WASHINGTON, D.C. [Brown University] — U.S. Rep. Bennie Thompson grew up attending racially segregated schools in Mississippi. It wasn’t until he attended Tougaloo College, a historically Black college in Jackson, in the 1960s that he learned side-by-side with white students for the first time, as part of the Brown-Tougaloo Partnership.
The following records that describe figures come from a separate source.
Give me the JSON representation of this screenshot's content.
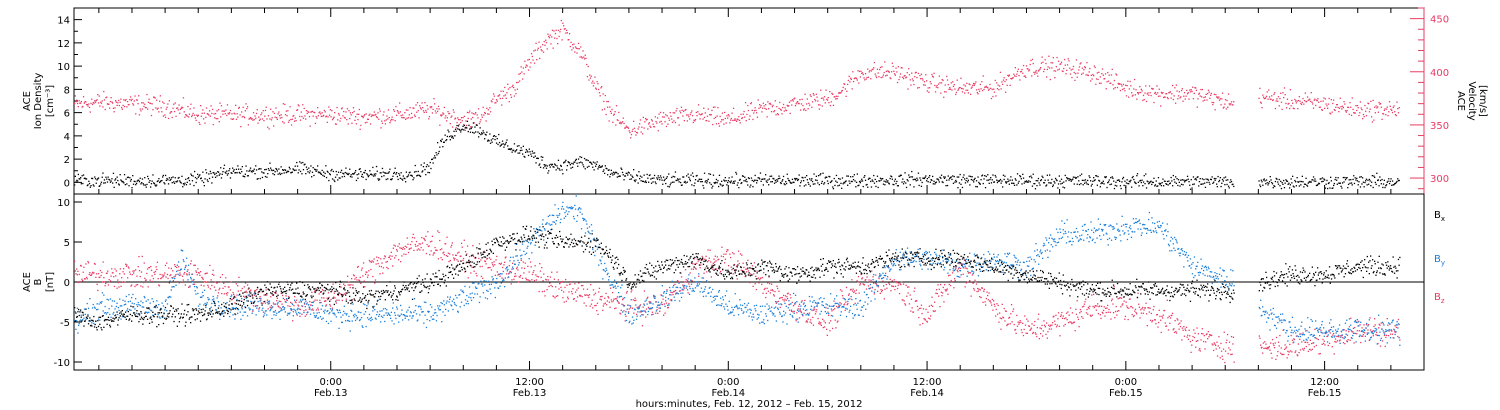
{
  "xlabel": "hours:minutes, Feb. 12, 2012 – Feb. 15, 2012",
  "colors": {
    "black": "#000000",
    "blue": "#1a7fd9",
    "red": "#e83c64"
  },
  "chart_data": [
    {
      "type": "scatter",
      "panel": "top",
      "ylabel_left": [
        "ACE",
        "Ion Density",
        "[cm⁻³]"
      ],
      "ylabel_right": [
        "ACE",
        "Velocity",
        "[km/s]"
      ],
      "ylim_left": [
        -1,
        15
      ],
      "yticks_left": [
        "0",
        "2",
        "4",
        "6",
        "8",
        "10",
        "12",
        "14"
      ],
      "ylim_right": [
        285,
        460
      ],
      "yticks_right": [
        "300",
        "350",
        "400",
        "450"
      ],
      "xlim_hours": [
        -15.5,
        66
      ],
      "xticks": [
        {
          "h": 0,
          "l1": "0:00",
          "l2": "Feb.13"
        },
        {
          "h": 12,
          "l1": "12:00",
          "l2": "Feb.13"
        },
        {
          "h": 24,
          "l1": "0:00",
          "l2": "Feb.14"
        },
        {
          "h": 36,
          "l1": "12:00",
          "l2": "Feb.14"
        },
        {
          "h": 48,
          "l1": "0:00",
          "l2": "Feb.15"
        },
        {
          "h": 60,
          "l1": "12:00",
          "l2": "Feb.15"
        }
      ],
      "gaps_hours": [
        [
          54.5,
          56.0
        ]
      ],
      "series": [
        {
          "color": "#000000",
          "axis": "left",
          "noise": 0.5,
          "x": [
            -15.5,
            -12,
            -10,
            -8,
            -6,
            -4,
            -2,
            0,
            2,
            4,
            5,
            6,
            6.5,
            7,
            8,
            9,
            10,
            11,
            12,
            13,
            14,
            15,
            16,
            17,
            18,
            20,
            22,
            24,
            28,
            32,
            36,
            40,
            44,
            48,
            52,
            54.5,
            56,
            60,
            64.5
          ],
          "y": [
            0.2,
            0.2,
            0.2,
            0.3,
            1.0,
            1.0,
            1.2,
            0.8,
            0.7,
            0.8,
            0.8,
            1.5,
            3.0,
            4.0,
            5.0,
            4.5,
            3.5,
            3.0,
            2.5,
            1.5,
            1.5,
            1.8,
            1.5,
            0.8,
            0.5,
            0.2,
            0.2,
            0.2,
            0.2,
            0.2,
            0.3,
            0.2,
            0.2,
            0.1,
            0.1,
            0.1,
            0.1,
            0.1,
            0.1
          ]
        },
        {
          "color": "#e83c64",
          "axis": "right",
          "noise": 8,
          "x": [
            -15.5,
            -14,
            -12,
            -10,
            -8,
            -6,
            -4,
            -2,
            0,
            2,
            4,
            6,
            7,
            8,
            9,
            10,
            11,
            12,
            13,
            14,
            15,
            16,
            17,
            18,
            20,
            22,
            24,
            26,
            28,
            30,
            31,
            32,
            34,
            36,
            38,
            40,
            42,
            44,
            46,
            48,
            50,
            52,
            54.5,
            56,
            58,
            60,
            62,
            64.5
          ],
          "y": [
            370,
            372,
            370,
            368,
            360,
            360,
            360,
            360,
            360,
            358,
            360,
            365,
            360,
            355,
            358,
            375,
            385,
            410,
            430,
            440,
            420,
            385,
            360,
            345,
            355,
            360,
            355,
            365,
            370,
            375,
            385,
            400,
            400,
            390,
            385,
            385,
            405,
            405,
            400,
            385,
            380,
            380,
            370,
            377,
            373,
            370,
            365,
            365
          ]
        }
      ]
    },
    {
      "type": "scatter",
      "panel": "bottom",
      "ylabel": [
        "ACE",
        "B",
        "[nT]"
      ],
      "ylim": [
        -11,
        11
      ],
      "yticks": [
        "-10",
        "-5",
        "0",
        "5",
        "10"
      ],
      "legend": [
        "Bₓ",
        "Bᵧ",
        "B_z"
      ],
      "legend_labels": [
        {
          "main": "B",
          "sub": "x",
          "color": "#000000"
        },
        {
          "main": "B",
          "sub": "y",
          "color": "#1a7fd9"
        },
        {
          "main": "B",
          "sub": "z",
          "color": "#e83c64"
        }
      ],
      "legend_placement": "right",
      "series": [
        {
          "name": "Bx",
          "color": "#000000",
          "noise": 1.0,
          "x": [
            -15.5,
            -14,
            -12,
            -10,
            -8,
            -6,
            -4,
            -2,
            0,
            2,
            4,
            6,
            8,
            10,
            12,
            14,
            16,
            17,
            18,
            20,
            22,
            24,
            26,
            28,
            30,
            32,
            34,
            36,
            38,
            40,
            42,
            44,
            46,
            48,
            50,
            52,
            54.5,
            56,
            58,
            60,
            62,
            64.5
          ],
          "y": [
            -4,
            -5,
            -4,
            -4,
            -4,
            -3,
            -1,
            -1,
            -1,
            -2,
            -1,
            0,
            2,
            5,
            6,
            5,
            5,
            3,
            0,
            2,
            3,
            1,
            2,
            1,
            2,
            2,
            3,
            3,
            3,
            2,
            1,
            0,
            -1,
            -1,
            -1,
            -1,
            -1,
            0,
            1,
            1,
            2,
            2
          ]
        },
        {
          "name": "By",
          "color": "#1a7fd9",
          "noise": 1.3,
          "x": [
            -15.5,
            -14,
            -12,
            -10,
            -9,
            -8,
            -6,
            -4,
            -2,
            0,
            2,
            4,
            6,
            8,
            10,
            12,
            13,
            14,
            15,
            16,
            17,
            18,
            20,
            22,
            24,
            26,
            28,
            30,
            32,
            34,
            36,
            38,
            40,
            42,
            44,
            46,
            48,
            50,
            52,
            54.5,
            56,
            58,
            60,
            62,
            64.5
          ],
          "y": [
            -5,
            -3,
            -3,
            -3,
            3,
            -2,
            -3,
            -3,
            -3,
            -4,
            -4,
            -4,
            -4,
            -2,
            0,
            5,
            7,
            9,
            9,
            4,
            0,
            -4,
            -2,
            0,
            -3,
            -4,
            -3,
            -3,
            -3,
            3,
            3,
            2,
            3,
            2,
            6,
            6,
            7,
            7,
            2,
            0,
            -3,
            -6,
            -6,
            -6,
            -6
          ]
        },
        {
          "name": "Bz",
          "color": "#e83c64",
          "noise": 1.5,
          "x": [
            -15.5,
            -14,
            -12,
            -10,
            -8,
            -6,
            -4,
            -2,
            0,
            2,
            4,
            6,
            8,
            10,
            12,
            14,
            16,
            18,
            20,
            22,
            24,
            26,
            28,
            30,
            32,
            34,
            36,
            38,
            40,
            42,
            44,
            46,
            48,
            50,
            52,
            54.5,
            56,
            58,
            60,
            62,
            64.5
          ],
          "y": [
            1,
            1,
            1,
            1,
            1,
            -1,
            -2,
            -3,
            -2,
            1,
            4,
            5,
            3,
            2,
            1,
            -1,
            -2,
            -3,
            -3,
            2,
            3,
            0,
            -3,
            -5,
            0,
            0,
            -4,
            2,
            -3,
            -6,
            -5,
            -3,
            -3,
            -4,
            -7,
            -8,
            -8,
            -8,
            -7,
            -6,
            -6
          ]
        }
      ]
    }
  ]
}
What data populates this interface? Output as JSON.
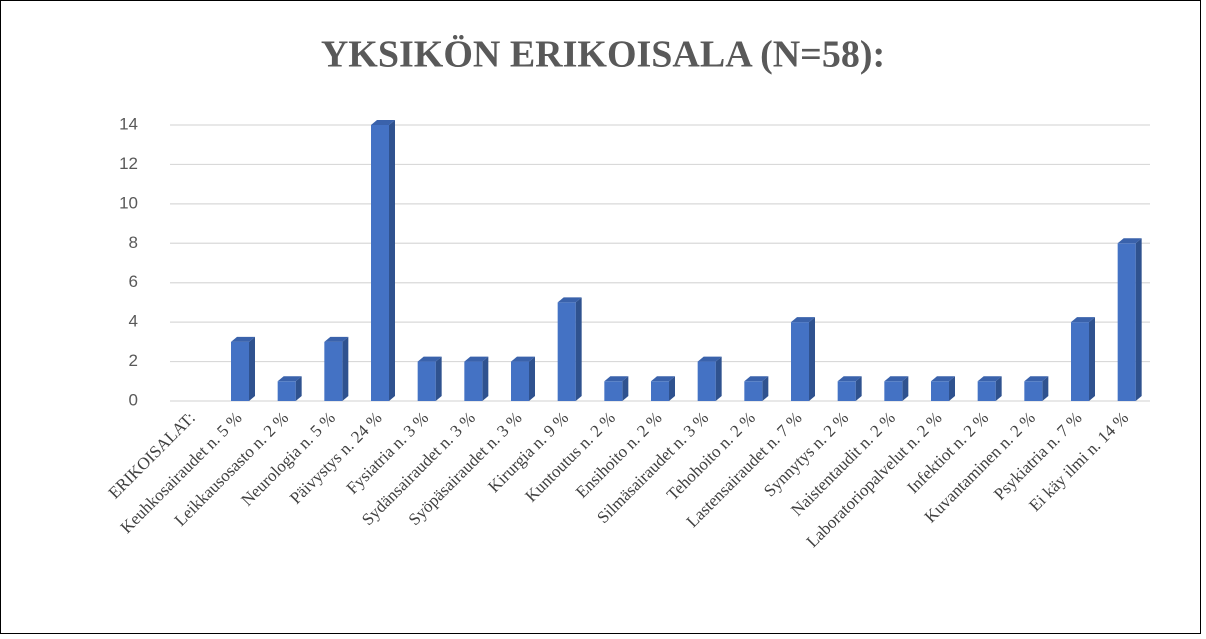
{
  "chart_data": {
    "type": "bar",
    "title": "YKSIKÖN ERIKOISALA (N=58):",
    "categories": [
      "ERIKOISALAT:",
      "Keuhkosairaudet n. 5 %",
      "Leikkausosasto n. 2 %",
      "Neurologia n. 5 %",
      "Päivystys n. 24 %",
      "Fysiatria n. 3 %",
      "Sydänsairaudet n. 3 %",
      "Syöpäsairaudet n. 3 %",
      "Kirurgia n. 9 %",
      "Kuntoutus n. 2 %",
      "Ensihoito n. 2 %",
      "Silmäsairaudet n. 3 %",
      "Tehohoito n. 2 %",
      "Lastensairaudet n. 7 %",
      "Synnytys n. 2 %",
      "Naistentaudit n. 2 %",
      "Laboratoriopalvelut n. 2 %",
      "Infektiot n. 2 %",
      "Kuvantaminen n. 2 %",
      "Psykiatria n. 7 %",
      "Ei käy ilmi n. 14 %"
    ],
    "values": [
      null,
      3,
      1,
      3,
      14,
      2,
      2,
      2,
      5,
      1,
      1,
      2,
      1,
      4,
      1,
      1,
      1,
      1,
      1,
      4,
      8
    ],
    "color": "#4472c4",
    "ylim": [
      0,
      14
    ],
    "yticks": [
      0,
      2,
      4,
      6,
      8,
      10,
      12,
      14
    ],
    "grid": true
  }
}
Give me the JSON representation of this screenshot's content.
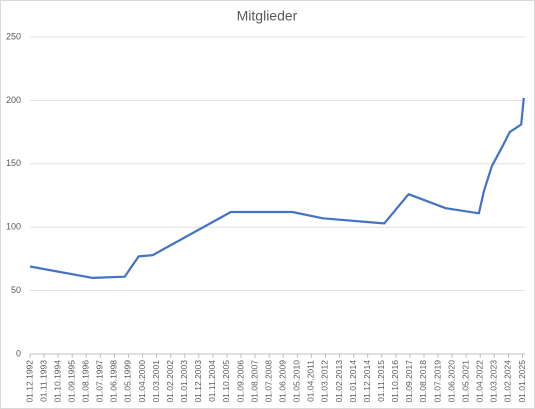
{
  "chart_data": {
    "type": "line",
    "title": "Mitglieder",
    "x": [
      "01.12.1992",
      "01.01.1997",
      "01.02.1999",
      "01.01.2000",
      "01.12.2000",
      "01.01.2006",
      "01.01.2010",
      "01.01.2012",
      "01.01.2016",
      "01.08.2017",
      "01.01.2020",
      "01.03.2022",
      "01.07.2022",
      "01.01.2023",
      "01.10.2023",
      "01.03.2024",
      "01.12.2024",
      "01.02.2025"
    ],
    "series": [
      {
        "name": "Mitglieder",
        "color": "#4472c4",
        "values": [
          69,
          60,
          61,
          77,
          78,
          112,
          112,
          107,
          103,
          126,
          115,
          111,
          129,
          148,
          165,
          175,
          181,
          202
        ]
      }
    ],
    "xlim": [
      "01.12.1992",
      "01.03.2025"
    ],
    "xticks": [
      "01.12.1992",
      "01.11.1993",
      "01.10.1994",
      "01.09.1995",
      "01.08.1996",
      "01.07.1997",
      "01.06.1998",
      "01.05.1999",
      "01.04.2000",
      "01.03.2001",
      "01.02.2002",
      "01.01.2003",
      "01.12.2003",
      "01.11.2004",
      "01.10.2005",
      "01.09.2006",
      "01.08.2007",
      "01.07.2008",
      "01.06.2009",
      "01.05.2010",
      "01.04.2011",
      "01.03.2012",
      "01.02.2013",
      "01.01.2014",
      "01.12.2014",
      "01.11.2015",
      "01.10.2016",
      "01.09.2017",
      "01.08.2018",
      "01.07.2019",
      "01.06.2020",
      "01.05.2021",
      "01.04.2022",
      "01.03.2023",
      "01.02.2024",
      "01.01.2025"
    ],
    "ylim": [
      0,
      250
    ],
    "yticks": [
      0,
      50,
      100,
      150,
      200,
      250
    ],
    "grid": true
  }
}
Established in 1964 during the Civil Rights Movement, the pathbreaking partnership between Tougaloo and Brown University began as a student and faculty exchange program that aimed to enrich both campuses. Sixty years later, it has grown into a multifaceted relationship and a model for other schools. Undergraduates from both schools spend time learning on the Brown and Tougaloo campuses, faculty build research collaborations, Tougaloo graduates pursuing medical careers enroll at Brown’s Warren Alpert Medical School through an early-identification program, and more.
Thompson was among the alumni, faculty, leaders and friends from Brown and Tougaloo who championed the impact and innovation of the Brown-Tougaloo Partnership at a 60th-anniversary celebration held on Thursday, June 6, at the John F. Kennedy Center for the Performing Arts in Washington. Together, they honored a Brown-Tougaloo “family that’s 60 years in the making,” Thompson said.